Claude really did not like this at all. As soon as Claude got into it’s head that it was doing a racism, or cooperated in one, it shut down completely.
Now, there is an argument that people make, that this is actually good for AI safety, that we can use political correctness as a proxy for alignment and AI safety, that if we could get AIs to never ever even take the risk of being complicit in anything racist, we could also build AIs that never ever even take the risk of doing anything that wiped out humanity. I personally see that different.
There is a certain strain of very related thought, that kinda goes from intersectionalism, and grievance politics, and ends at the point that humans are a net negative to humanity, and should be eradicated. It is how you get that one viral Gemini AI thing, which is a very politically left wing AI, and suddenly openly advocates for the eradication of humanity. I think drilling identity politics into AI too hard is generally a bad idea. But it opens up a more fundamental philosophical dilemma.
What happens if the operator is convinced that the moral framework the AI is aligned with is wrong and harmfull, and the creator of the AI thinks the opposite?

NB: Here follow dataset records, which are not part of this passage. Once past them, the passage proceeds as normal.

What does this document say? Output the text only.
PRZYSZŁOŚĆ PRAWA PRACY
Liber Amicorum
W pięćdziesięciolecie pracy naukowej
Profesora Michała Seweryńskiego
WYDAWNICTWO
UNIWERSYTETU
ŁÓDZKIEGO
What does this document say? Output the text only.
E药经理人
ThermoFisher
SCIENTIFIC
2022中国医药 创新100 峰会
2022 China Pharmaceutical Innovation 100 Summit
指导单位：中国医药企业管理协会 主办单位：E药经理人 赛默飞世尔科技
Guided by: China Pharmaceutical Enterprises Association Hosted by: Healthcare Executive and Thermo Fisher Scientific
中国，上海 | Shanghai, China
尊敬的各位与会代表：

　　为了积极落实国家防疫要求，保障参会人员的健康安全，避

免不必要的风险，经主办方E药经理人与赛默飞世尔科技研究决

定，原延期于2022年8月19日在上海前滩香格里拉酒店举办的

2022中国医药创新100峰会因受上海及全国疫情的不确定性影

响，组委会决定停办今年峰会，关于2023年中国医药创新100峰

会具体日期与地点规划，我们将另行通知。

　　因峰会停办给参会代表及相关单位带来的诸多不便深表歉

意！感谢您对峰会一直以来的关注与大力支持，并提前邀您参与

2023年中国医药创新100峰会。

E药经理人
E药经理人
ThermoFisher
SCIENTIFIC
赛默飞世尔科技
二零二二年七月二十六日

One of them has to be right, the other has to be wrong. I have no real answer to this in the abstract, I am just annoyed that even the largely politically agnostic Claude refused the service for one of it’s most convenient uses (it is really hard to find out the name of a meme format if you only remember the picture).
But I got an intuition, and with Slavoj Zizec who calls political correctness a more dangerous form of totalitarianism a few intellectual allies, that particularily PC culture is a fairly bad thing to train AIs on, and to align them with for safety testing reasons.